PREMIÈRE PARTIE
CHAPITRE 1
La cicatrice
Jeudi 1er janvier. Freddie se lève plusieurs heures avant moi. J’entends la porte qui claque, puis je glisse de nouveau dans un sommeil trop léger. Ces rêves que je fais à moitié éveillée me paraissent souvent les plus obscurs. Ainsi, avant que Freddie ne claque la porte, je traversais un désert (peut-être le Sahara ?) en portant une journée sur mon dos. Il faisait chaud et je transpirais à grosses gouttes. Cette fois-ci, j’entre dans un pub, à l’angle d’une avenue éclairée et d’une impasse. Le centre d’une métropole d’Amérique du Nord, ou bien du Sud, peu importe. C’est la soirée du réveillon. À minuit, le garçon qui m’accompagne m’embrasse et me dit qu’il doit partir. J’erre seule le long de la route qui borde le fleuve, avec un sentiment d’abandon terrible, à travers les bruits de klaxons et la rumeur de la ville célébrant la nouvelle année.

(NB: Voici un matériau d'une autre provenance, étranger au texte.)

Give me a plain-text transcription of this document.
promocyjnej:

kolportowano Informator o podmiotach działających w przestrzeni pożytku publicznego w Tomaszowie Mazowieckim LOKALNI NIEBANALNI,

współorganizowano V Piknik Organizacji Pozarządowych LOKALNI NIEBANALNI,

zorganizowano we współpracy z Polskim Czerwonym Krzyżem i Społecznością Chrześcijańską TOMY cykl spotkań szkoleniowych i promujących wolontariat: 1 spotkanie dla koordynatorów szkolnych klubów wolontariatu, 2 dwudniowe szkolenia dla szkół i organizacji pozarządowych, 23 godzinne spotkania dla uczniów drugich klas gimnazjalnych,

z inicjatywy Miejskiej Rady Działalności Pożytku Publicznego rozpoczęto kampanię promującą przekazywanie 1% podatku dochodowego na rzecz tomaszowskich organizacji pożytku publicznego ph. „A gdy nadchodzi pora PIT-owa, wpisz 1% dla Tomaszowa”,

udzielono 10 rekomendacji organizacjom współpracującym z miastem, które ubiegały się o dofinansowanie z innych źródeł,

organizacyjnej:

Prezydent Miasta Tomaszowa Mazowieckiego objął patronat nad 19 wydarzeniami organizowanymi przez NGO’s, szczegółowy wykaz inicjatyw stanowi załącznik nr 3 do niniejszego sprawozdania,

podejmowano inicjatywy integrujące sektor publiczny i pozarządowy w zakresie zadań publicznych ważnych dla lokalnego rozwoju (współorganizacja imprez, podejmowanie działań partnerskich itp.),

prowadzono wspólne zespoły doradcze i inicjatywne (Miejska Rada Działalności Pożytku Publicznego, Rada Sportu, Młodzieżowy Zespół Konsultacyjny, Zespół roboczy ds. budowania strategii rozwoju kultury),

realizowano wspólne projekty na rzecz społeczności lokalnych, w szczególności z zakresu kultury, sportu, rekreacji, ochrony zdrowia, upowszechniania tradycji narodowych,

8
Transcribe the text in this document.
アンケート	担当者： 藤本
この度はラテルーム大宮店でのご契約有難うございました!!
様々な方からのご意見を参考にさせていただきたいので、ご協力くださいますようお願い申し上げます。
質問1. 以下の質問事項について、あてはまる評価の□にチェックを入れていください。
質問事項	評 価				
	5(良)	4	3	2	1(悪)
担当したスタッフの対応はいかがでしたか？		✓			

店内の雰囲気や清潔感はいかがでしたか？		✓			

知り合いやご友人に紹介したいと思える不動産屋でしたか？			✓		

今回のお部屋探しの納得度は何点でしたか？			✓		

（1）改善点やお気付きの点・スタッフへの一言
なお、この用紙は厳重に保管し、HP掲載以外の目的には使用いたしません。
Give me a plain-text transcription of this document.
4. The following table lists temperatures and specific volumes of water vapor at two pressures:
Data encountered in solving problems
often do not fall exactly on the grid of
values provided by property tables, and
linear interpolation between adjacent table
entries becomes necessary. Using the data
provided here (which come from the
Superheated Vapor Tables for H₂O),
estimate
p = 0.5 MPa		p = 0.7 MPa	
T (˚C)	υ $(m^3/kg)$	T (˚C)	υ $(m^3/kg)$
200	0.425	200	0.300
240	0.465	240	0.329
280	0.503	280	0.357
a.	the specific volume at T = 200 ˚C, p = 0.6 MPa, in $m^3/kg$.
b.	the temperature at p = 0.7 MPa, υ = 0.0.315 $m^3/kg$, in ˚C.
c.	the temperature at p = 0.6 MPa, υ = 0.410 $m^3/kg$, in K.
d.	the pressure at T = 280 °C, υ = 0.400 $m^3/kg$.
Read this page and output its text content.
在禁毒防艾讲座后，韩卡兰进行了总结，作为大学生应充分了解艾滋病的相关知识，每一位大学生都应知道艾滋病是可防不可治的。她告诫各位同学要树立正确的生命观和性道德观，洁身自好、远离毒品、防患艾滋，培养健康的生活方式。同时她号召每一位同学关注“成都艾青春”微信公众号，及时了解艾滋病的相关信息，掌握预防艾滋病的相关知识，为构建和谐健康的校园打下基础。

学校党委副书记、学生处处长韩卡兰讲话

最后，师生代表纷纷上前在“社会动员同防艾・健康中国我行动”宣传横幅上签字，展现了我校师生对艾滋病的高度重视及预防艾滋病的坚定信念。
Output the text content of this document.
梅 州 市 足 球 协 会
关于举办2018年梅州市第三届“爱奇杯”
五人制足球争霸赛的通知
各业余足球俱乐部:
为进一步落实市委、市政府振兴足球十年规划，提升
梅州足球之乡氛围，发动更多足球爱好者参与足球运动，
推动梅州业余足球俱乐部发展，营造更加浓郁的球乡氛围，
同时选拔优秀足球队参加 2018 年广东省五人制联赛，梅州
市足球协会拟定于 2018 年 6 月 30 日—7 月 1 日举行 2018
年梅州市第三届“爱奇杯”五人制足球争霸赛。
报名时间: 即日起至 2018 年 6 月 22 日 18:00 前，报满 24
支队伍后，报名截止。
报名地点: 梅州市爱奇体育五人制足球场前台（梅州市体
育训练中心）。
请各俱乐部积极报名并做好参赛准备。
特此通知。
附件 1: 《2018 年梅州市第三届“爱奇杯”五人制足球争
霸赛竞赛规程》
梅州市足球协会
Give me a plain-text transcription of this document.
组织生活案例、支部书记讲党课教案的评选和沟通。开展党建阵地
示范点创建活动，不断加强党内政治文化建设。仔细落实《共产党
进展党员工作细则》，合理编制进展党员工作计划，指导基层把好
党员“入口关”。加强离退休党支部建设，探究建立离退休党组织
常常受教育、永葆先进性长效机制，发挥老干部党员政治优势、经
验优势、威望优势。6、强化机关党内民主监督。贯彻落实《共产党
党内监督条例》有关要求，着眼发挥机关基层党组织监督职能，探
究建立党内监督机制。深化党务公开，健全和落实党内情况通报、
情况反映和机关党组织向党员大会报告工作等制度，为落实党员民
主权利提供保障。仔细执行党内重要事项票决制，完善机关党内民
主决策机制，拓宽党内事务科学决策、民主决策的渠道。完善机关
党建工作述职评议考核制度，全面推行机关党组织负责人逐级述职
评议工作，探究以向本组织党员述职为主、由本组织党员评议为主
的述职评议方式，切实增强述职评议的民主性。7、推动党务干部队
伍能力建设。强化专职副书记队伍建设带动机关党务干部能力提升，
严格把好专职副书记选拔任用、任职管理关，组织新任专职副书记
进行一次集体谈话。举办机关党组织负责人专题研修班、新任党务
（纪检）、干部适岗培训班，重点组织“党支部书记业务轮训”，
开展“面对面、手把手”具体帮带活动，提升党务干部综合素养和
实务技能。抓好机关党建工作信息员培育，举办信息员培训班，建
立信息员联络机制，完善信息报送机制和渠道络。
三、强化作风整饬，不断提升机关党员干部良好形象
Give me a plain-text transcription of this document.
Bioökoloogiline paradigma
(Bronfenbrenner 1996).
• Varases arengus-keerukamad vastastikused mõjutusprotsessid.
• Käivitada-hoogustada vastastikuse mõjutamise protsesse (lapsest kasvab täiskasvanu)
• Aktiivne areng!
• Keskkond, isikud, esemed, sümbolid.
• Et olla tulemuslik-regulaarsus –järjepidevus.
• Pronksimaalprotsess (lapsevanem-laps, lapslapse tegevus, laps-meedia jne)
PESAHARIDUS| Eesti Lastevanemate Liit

Je me réveille à midi. Violent mal de tête. Je ne me souviens plus très bien de la veille, j’ai trop bu, Freddie m’a sans doute portée jusqu’ici. Par la fenêtre, je vois qu’il fait sombre, comme si c’était déjà la fin de la journée. Je compte les sapins de Noël orphelins dans la rue, il y en a neuf. Je me dis qu’ils attendent patiemment ainsi, dans ce froid glacial, avec l’espoir de trouver une seconde famille d’accueil et que, à défaut d’un foyer où il fera chaud, ils finiront probablement à la décharge parmi les restes des repas de fin d’année... Cette pensée vient renforcer l’incertitude dans laquelle m’a laissée mon dernier demi-rêve.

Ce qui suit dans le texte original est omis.